The glorious day has finally arrived, March 25! I have been looking forward to the first day of the Red Rooster Ramble very much, ever since my last race of indoor track season when I realized that I should really do some tempo runs. I got this idea from reading this article about Bernard Lagat (on page 6):
In refining Lagat's training, Li conferred with his mentors. "I've had several," he says. "Coach Chaplin, of course. Bill Dellinger at Oregon was very generous with me. I have a monthly lunch with coach Joe Vigil (the former coach of Olympic bronze medalist Deena Kastor). I sat with Bob Larsen of UCLA at the Mt. SAC Relays and shared my puzzlement with athletes in general. My question was, where is the correlation between great interval workouts and racing well? Because a lot of guys do one but not the other. He said he had found tempo runs helping his guys. I tried it, and it helped mine." It sure helped Lagat. Tempo running is sustaining a pace near the edge of one's aerobic capacity, not as hard as racing, in a zone around 90 percent of maximum heart rate. Lagat would become famous for doing tempo runs of 5000 meters or longer on the trails.

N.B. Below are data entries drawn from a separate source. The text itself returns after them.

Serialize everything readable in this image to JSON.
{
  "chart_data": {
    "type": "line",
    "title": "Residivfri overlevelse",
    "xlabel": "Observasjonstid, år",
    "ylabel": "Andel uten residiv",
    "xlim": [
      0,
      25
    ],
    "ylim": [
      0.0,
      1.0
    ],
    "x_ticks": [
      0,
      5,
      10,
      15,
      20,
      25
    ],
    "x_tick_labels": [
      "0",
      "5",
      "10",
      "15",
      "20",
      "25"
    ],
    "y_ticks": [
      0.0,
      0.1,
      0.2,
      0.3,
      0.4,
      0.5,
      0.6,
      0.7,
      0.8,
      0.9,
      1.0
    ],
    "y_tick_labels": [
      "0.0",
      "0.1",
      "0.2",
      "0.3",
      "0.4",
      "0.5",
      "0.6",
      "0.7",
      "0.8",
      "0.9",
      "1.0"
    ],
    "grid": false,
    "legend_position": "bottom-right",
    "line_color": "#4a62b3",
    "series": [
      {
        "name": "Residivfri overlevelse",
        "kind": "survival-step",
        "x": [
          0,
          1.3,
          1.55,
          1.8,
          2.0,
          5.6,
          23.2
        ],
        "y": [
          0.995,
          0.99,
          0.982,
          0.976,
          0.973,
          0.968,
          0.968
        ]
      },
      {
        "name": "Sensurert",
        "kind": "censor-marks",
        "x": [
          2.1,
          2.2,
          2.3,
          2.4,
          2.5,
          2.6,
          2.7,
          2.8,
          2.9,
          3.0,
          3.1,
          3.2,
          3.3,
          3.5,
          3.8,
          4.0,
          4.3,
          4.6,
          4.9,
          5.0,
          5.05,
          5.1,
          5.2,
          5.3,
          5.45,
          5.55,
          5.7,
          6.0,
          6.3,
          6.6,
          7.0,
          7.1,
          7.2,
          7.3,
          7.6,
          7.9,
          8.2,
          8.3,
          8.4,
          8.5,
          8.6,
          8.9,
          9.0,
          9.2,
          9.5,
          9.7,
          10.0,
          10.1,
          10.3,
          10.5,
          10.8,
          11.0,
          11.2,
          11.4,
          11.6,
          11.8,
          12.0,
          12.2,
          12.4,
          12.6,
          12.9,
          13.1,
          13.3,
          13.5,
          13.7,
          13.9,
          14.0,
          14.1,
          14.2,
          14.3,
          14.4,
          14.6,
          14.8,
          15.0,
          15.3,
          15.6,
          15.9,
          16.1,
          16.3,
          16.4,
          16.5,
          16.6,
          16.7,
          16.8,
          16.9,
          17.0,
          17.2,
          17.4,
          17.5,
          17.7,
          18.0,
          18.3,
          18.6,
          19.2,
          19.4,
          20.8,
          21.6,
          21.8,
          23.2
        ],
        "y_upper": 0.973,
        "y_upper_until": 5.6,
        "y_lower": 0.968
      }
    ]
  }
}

I have sometimes had the problem of running harder in workouts than in races, so I felt that this tempo strategy could work for me. Red Rooster Ramble to the rescue!

Sarah and I biked 10 miles to the start of the race, mostly along the bike path. There was a stiff headwind and it was all I could do to go about 14 mph (the bike path has mile markers, and we were going 4:00-4:20 per mile). We managed to get there and sign up and get to the starting line by 6:30, but they didn't start the race until 6:40, so we were there in plenty of time.

When the gun went off, a guy in white took off like a rocket, Alan was behind him, and even with a conservative start I found myself very quickly in third place. I soon realized why when I got to the mile mark in exactly 6:00! I was planning for this to be a tempo run, so I was trying to run just 6:30 per mile, and 6:00 was thusly a little over-excited. I tried to slow down for the next few miles and hit miles 3 and 4 right on pace. In any case, I ran alone for the rest of the race, with no one in sight ahead or behind me even on the long straight stretches, with mile splits of 6:00, 6:17, 6:27, 6:32, 6:11. My right foot fell asleep for the last mile or two and didn't really improve much on the cool-down, but I attribute it to the biking because Sarah said the same thing happened to her.

Alan and the guy in the white shirt tied for first (!) in a course record (!) and I was third overall. Sarah ran a PR! After eating some pizza, Sarah and I took the RIPTA -- my first time on the bus! free with the Brown ID! it really works! -- back to Brown.